Setamat dari ELS (Europeesche Lagere School, setingkat SD), Agus Salim meneruskan pendidikan pada sekolah menengah HBS (Hoogere Burger School) di Jakarta, sampai lulus pada 1903. Berita tentang prestasi terakhirnya yang sangat istimewa di HBS menarik perhatian R.A. Kartini (5 tahun lebih senior) untuk turut mendukung rencana studinya ke Belanda. Tetapi rencana itu akhirnya gagal.

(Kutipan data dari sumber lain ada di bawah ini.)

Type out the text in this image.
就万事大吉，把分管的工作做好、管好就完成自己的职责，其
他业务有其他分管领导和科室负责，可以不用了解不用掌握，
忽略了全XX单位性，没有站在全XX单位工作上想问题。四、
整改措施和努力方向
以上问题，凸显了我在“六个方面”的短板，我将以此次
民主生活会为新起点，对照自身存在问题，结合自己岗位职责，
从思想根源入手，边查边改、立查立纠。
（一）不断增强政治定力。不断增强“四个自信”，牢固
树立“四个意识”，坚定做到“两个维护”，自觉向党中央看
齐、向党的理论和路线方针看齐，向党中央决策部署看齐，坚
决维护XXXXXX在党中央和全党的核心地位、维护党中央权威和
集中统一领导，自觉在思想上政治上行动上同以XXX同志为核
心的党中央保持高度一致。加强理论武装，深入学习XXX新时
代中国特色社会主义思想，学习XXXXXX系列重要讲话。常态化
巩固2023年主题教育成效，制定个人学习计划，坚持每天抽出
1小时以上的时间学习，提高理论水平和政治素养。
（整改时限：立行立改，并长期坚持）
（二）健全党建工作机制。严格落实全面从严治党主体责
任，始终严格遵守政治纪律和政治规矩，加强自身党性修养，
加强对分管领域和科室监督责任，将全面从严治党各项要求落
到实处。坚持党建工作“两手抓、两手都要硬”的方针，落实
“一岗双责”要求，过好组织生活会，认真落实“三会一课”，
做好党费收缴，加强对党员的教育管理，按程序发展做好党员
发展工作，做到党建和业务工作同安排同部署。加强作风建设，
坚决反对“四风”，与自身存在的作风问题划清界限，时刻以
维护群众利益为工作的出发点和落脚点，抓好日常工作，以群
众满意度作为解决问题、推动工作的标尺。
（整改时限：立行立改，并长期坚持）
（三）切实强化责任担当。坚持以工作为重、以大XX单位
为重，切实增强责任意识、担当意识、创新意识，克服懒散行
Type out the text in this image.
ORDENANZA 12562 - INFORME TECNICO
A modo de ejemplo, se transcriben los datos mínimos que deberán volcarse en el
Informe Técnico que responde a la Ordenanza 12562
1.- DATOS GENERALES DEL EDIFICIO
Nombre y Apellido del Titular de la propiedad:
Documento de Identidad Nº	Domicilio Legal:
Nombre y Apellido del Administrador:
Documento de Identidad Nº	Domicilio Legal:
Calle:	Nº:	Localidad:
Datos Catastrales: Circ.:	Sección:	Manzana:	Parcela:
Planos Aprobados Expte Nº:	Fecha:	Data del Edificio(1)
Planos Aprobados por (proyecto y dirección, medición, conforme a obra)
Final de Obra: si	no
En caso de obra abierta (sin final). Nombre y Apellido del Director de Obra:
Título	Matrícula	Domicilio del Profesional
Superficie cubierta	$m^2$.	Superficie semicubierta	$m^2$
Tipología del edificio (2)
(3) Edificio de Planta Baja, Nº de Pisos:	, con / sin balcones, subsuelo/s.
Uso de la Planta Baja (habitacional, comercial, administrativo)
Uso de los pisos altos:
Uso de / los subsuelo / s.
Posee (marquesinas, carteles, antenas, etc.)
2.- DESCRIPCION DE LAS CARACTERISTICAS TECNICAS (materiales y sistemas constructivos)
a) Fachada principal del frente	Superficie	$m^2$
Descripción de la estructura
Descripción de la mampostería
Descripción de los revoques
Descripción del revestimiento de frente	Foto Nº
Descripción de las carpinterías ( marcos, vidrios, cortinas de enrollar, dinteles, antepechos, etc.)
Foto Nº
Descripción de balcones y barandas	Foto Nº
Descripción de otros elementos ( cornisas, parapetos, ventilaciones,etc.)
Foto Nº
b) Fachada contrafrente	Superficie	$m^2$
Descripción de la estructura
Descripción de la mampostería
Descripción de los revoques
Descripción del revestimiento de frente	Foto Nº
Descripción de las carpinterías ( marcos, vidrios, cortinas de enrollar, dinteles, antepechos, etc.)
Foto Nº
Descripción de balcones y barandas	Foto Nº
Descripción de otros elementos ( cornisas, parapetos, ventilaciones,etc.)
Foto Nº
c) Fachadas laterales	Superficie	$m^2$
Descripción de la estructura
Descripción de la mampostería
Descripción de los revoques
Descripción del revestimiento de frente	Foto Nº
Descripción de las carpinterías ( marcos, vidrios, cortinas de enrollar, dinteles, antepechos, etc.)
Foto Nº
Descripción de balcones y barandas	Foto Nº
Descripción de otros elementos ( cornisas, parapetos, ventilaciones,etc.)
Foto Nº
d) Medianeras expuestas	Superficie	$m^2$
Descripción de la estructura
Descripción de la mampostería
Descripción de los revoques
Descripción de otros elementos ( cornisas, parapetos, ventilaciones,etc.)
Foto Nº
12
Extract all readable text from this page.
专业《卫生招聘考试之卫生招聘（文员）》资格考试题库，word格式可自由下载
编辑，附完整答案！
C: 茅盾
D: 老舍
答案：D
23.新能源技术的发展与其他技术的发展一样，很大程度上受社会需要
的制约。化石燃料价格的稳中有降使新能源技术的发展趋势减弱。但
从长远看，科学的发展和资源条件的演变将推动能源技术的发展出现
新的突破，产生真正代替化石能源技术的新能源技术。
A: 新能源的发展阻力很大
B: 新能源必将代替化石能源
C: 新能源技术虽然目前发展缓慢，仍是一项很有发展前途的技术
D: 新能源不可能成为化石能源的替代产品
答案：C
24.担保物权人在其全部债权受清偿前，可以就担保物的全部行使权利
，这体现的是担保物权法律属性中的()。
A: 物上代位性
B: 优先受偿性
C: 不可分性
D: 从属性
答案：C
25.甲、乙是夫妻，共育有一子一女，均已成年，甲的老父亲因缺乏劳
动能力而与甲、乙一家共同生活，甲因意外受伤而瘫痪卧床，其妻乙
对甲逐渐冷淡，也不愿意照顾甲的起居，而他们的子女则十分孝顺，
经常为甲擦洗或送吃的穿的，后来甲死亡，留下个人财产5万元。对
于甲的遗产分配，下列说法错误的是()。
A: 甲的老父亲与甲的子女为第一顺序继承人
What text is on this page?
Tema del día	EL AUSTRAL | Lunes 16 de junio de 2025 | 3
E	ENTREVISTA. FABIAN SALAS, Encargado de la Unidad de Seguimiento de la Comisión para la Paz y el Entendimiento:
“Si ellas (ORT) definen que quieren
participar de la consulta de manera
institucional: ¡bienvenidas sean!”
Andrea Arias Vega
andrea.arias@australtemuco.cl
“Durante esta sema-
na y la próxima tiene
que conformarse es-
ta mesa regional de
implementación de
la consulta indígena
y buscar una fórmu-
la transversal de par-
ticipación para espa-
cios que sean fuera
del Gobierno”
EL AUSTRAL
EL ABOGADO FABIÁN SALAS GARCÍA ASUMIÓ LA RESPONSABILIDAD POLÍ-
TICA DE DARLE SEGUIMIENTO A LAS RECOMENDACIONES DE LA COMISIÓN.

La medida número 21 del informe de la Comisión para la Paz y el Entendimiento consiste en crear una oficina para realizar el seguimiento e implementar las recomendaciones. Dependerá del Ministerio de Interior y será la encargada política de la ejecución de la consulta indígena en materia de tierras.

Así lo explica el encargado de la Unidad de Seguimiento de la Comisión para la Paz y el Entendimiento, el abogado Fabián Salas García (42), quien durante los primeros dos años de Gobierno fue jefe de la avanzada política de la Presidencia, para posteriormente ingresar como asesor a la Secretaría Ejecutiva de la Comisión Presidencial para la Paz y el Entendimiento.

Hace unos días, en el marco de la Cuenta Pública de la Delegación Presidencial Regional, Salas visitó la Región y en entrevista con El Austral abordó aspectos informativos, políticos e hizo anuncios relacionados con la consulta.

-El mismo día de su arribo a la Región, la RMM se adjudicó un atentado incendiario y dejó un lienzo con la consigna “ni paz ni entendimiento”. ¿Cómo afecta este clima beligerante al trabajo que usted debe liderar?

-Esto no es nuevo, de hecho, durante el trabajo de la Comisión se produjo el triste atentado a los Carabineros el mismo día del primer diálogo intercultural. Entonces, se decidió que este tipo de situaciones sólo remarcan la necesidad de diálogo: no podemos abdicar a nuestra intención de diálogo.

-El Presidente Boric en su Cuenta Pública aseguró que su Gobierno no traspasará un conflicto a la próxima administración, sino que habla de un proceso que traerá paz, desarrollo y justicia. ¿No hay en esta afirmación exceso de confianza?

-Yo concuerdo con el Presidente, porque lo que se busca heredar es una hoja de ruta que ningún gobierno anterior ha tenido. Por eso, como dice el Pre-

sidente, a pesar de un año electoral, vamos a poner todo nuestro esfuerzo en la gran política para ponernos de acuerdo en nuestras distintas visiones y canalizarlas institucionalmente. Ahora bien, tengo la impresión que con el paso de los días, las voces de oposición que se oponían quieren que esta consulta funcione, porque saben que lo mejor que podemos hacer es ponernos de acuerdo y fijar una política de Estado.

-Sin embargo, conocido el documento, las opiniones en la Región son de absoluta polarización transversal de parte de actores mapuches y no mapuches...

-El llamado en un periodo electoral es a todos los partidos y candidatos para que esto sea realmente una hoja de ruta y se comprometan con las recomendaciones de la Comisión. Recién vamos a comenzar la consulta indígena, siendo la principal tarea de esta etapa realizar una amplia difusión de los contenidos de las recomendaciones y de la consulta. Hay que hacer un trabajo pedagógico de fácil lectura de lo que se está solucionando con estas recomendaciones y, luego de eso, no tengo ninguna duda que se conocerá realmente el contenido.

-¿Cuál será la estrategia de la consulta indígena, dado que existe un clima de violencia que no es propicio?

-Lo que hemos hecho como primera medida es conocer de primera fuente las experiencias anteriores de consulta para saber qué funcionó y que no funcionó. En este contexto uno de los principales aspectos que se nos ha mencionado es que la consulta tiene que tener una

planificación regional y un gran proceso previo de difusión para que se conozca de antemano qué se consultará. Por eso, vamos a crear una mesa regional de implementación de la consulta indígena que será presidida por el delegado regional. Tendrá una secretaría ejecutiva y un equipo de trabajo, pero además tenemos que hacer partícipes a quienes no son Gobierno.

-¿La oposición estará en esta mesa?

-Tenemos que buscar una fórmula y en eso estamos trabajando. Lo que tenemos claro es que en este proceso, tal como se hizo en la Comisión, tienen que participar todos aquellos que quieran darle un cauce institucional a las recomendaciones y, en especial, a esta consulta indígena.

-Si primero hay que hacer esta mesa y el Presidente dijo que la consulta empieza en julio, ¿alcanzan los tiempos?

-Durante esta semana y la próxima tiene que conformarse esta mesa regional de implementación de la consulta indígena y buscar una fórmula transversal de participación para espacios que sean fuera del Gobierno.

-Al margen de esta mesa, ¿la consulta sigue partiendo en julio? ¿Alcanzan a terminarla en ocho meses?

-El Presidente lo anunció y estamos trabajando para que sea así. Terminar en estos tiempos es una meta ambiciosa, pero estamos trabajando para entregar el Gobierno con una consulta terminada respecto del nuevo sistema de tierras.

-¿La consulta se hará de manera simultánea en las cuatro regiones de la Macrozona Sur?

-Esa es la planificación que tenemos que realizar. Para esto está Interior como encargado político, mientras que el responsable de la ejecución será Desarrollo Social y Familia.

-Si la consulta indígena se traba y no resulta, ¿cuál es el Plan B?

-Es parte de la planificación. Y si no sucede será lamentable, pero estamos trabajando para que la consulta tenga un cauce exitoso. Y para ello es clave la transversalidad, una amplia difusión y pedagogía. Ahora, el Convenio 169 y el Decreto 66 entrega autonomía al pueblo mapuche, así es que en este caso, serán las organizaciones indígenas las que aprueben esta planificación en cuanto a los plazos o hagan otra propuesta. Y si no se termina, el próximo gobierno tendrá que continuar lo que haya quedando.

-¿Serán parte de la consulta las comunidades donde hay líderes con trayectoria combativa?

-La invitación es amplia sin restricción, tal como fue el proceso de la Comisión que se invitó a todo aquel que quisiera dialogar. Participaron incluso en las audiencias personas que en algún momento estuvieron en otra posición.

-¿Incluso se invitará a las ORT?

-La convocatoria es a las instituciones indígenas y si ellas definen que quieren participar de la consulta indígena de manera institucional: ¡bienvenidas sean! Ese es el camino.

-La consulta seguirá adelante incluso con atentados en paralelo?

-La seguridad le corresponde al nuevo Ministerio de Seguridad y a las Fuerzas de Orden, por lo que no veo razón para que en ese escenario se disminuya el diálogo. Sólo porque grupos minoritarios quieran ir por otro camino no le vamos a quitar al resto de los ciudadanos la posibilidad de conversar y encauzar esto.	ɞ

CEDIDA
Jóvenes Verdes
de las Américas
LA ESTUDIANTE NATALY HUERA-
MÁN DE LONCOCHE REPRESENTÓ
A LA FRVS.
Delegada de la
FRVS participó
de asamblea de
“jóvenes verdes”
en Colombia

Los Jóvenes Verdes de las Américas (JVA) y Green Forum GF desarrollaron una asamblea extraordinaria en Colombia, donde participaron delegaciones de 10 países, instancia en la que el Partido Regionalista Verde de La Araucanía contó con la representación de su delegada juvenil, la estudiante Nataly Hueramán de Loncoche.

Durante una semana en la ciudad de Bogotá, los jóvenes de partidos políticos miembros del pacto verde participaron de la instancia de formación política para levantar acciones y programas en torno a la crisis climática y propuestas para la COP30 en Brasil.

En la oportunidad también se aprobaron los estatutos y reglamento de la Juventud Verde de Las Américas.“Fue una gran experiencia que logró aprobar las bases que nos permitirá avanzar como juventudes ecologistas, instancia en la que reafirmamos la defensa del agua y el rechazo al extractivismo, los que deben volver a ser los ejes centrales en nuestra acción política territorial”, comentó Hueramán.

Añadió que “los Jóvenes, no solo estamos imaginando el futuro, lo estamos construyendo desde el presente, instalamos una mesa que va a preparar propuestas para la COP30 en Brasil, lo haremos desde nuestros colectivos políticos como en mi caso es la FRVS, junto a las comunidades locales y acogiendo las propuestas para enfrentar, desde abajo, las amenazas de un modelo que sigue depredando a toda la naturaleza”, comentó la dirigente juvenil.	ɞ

Setelah beberapa tahun bertualang ke berbagai tempat, ia kemudian menerima tawaran kerja pada Konsulat Kerajaan Belanda di Jiddah (1906–1911) selaku dragoman (ahli penerjemah). Di sana ia dapat mengambil banyak kesempatan untuk memperdalam pengetahuan agama serta memperkaya informasi tentang dunia Islam. Ia pulang ke tanah air dengan kemampuan diplomasi yang tinggi, menguasai tidak kurang dari tujuh bahasa (Belanda, Inggris, Jerman, Perancis, Arab, Turki, dan Jepang), dan semakin bertekad bulat untuk mengabdi untuk membangkitkan kesadaran akan cita-cita kemerdekaan.
Sekembalinya ke Indonesia, Agus Salim mulamula bekerja pada Jawatan Pekerjaan Umum di Jakarta, kemudian pulang ke Kota Gedang dan membuka HIS (Hollandsch Inlandsche School, setingkat SD untuk anak bumiputera golongan atas) partikelir di sana.
Tiga tahun kemudian ia kembali ke Jakarta. Sesudah bekerja sebentar pada lembaga penerjemah Translateur Ladische Drukkerij, ia selanjutnya memimpin harian Neratja (1917). Kemudian ia diangkat menjadi pemimpin redaksi pada Commissie voor de Volkslectuur, sebuah badan penerbit yang berkembang menjadi Balai Pustaka.
Pada 1917–1919, ia menjadi redaktur surat kabar Belanda Bataviasch Nieuwsblad. Agus Salim pernah beberapa kali keluarmasuk berbagai organisasi, seperti Perkumpulan Teosofi, NIVB (Nederlands Indische Vrijzinnigen Bond), dan ISDV (Indische Sociaal Democratische Vereniging).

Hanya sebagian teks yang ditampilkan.